Unfortunately, my initial visits with J.R. did not help alleviate my second fear at all. This was a patient who had been in and out of the hospital for heart issues since the day he was born, rattling off medical terminology as if they were names of his favorite pop stars: pacemaker; hypoplastic left heart syndrome; and open-heart surgery. Clearly, I wasn’t going to outsmart J.R. using fancy textbook words and techniques. This became abundantly clear on the second day of my clinicals when I tried to show him my fancy nursing tool kit including reflex hammer, tuning forks, and scissors, only to be met with a bewildered look from J.R. and a question, “Where’s your gown?” J.R. had acquired C. Diff in between our meetings, and I cannot think of another way that I could have looked more incompetent than not donning my isolation precautions before entering the room.
What I was left with was my first fear, finding common ground with my patient. I asked J.R. about his hobbies and learned how cooking was one of his passions. He told me how he planned on attending culinary school once he was out of the hospital, returning to his hometown in Long Island, and opening a casual dining style Mexican restaurant. This felt like progress. Still, there was a sense of detachment in our conversation. Even though J.R. was divulging all this information about himself, he constantly looked towards the entrance of his room, watching everyone walk by as if he longed to be outside with them. It was then that I began thinking about the social aspect of J.R.’s day.
I decided to approach this teenager as I approached my own teenaged social interactions, with a group of friends joking around, teasing each other, and even mildly insulting our favorite television shows. I reasoned this because I imagined being in and out of the hospital ever since the day I was born, not being able to have a steady group of friends because I had a heart condition that had to be constantly monitored. The group of friends in this case would be my classmates, a handful of pop culture movie and food enthusiasts who would spark an engaging conversation. It was obvious from the start that I was the least knowledgeable about the latest Netflix series, and once again my ignorance was the focus of the experience as I was teased for seeming uncool. I may have even uttered the phrase, “They don’t make movies like they used to,” more than once. Although, being the butt of their jokes was the last thing on my mind when I noticed that J.R. was enjoying himself as part of the group and having a laugh at my expense.

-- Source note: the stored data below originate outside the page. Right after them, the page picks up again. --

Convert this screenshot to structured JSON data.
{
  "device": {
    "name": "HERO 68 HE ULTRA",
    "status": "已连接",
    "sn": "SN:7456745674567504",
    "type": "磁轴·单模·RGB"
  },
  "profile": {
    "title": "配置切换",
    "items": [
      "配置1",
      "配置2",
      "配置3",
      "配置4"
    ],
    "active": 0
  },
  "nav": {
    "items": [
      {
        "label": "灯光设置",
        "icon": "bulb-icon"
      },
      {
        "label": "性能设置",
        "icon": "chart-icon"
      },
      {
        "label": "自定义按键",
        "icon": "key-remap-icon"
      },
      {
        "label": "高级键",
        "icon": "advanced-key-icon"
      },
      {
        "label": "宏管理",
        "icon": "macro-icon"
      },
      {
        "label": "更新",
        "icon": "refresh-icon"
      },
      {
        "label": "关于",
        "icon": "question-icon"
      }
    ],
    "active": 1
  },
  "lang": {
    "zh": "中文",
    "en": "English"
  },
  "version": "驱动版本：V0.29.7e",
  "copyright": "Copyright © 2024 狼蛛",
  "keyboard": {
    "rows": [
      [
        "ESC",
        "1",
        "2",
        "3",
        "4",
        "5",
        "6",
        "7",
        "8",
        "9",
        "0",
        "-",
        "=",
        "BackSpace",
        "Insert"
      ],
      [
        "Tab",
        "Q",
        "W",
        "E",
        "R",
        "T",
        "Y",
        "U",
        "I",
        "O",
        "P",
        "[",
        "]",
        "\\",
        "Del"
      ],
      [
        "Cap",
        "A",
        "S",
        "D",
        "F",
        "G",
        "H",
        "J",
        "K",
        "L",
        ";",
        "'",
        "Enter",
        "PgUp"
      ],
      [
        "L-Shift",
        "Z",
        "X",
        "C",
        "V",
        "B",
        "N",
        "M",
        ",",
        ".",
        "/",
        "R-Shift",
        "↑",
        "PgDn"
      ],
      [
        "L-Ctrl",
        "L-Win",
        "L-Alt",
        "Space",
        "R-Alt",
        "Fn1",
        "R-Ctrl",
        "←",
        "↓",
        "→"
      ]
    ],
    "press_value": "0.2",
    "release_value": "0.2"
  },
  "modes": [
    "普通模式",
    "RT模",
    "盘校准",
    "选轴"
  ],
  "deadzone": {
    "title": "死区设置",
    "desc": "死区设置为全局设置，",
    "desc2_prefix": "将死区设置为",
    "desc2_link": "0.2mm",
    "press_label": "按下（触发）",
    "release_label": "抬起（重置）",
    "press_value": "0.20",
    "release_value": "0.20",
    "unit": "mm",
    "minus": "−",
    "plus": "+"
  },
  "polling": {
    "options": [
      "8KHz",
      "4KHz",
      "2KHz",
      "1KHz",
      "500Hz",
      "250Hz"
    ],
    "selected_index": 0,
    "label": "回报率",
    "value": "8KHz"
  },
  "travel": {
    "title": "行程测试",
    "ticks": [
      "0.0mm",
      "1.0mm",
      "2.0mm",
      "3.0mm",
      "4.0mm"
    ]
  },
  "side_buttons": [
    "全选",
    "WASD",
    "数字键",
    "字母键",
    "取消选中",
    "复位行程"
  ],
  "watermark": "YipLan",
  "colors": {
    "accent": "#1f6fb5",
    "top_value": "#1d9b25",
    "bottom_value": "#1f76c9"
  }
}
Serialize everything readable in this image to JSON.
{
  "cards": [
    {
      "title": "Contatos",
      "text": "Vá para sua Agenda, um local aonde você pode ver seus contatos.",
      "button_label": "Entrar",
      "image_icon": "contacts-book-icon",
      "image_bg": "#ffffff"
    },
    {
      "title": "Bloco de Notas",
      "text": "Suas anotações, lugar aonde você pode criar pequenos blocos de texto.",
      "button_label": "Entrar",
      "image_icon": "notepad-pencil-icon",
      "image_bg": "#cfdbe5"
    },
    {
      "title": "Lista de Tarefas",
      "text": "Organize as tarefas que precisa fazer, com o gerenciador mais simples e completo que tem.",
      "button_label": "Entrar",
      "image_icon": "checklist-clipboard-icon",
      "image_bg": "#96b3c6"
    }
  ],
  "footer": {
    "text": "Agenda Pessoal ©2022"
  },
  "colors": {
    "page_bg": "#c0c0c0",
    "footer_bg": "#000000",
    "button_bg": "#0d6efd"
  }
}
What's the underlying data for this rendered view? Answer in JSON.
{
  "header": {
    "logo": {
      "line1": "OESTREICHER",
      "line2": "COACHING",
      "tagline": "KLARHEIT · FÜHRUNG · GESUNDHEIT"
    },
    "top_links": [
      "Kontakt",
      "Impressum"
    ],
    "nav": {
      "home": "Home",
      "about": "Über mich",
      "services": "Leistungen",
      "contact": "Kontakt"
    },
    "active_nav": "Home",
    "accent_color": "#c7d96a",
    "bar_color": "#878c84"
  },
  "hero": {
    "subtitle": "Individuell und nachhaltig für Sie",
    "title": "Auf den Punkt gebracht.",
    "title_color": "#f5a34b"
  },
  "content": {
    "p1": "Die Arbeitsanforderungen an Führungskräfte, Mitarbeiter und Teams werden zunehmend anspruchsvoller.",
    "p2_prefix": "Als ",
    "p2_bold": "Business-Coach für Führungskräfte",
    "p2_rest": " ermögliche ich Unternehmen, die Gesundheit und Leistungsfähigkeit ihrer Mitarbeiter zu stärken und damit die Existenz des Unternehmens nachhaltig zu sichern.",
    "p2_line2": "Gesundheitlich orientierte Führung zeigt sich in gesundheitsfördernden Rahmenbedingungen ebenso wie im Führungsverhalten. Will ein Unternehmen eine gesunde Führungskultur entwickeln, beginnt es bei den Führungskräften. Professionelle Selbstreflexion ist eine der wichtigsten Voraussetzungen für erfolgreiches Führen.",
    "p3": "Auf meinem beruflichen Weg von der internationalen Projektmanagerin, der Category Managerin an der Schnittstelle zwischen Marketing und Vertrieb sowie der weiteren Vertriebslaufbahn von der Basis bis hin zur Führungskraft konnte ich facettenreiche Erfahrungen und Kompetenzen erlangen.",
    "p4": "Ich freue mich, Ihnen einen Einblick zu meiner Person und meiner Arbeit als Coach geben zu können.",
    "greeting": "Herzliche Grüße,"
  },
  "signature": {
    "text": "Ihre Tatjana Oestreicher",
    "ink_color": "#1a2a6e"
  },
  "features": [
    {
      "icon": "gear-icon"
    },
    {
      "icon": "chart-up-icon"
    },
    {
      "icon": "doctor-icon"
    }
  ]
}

If my ignorance bonded my patient with my classmates, then it was to my benefit. The group could tease me all they wanted for sounding out of touch, but I could smile through it all because through my failures I had pulled from my resources to improve patient care. My team had done the job of finding common ground.
Maybe I don’t need to worry about playing it safe. Maybe this was part of patient care. The obstacle of overintellectualizing my approach had been removed and I gained a confidence in my ability to speak with this pediatric patient that I felt I could carry to future patients. Moreover, I look forward to the day I can visit J.R.’s casual dining Mexican restaurant, walk into the kitchen to see him cooking, give him a bewildered look and ask him, “Where’s your hairnet?”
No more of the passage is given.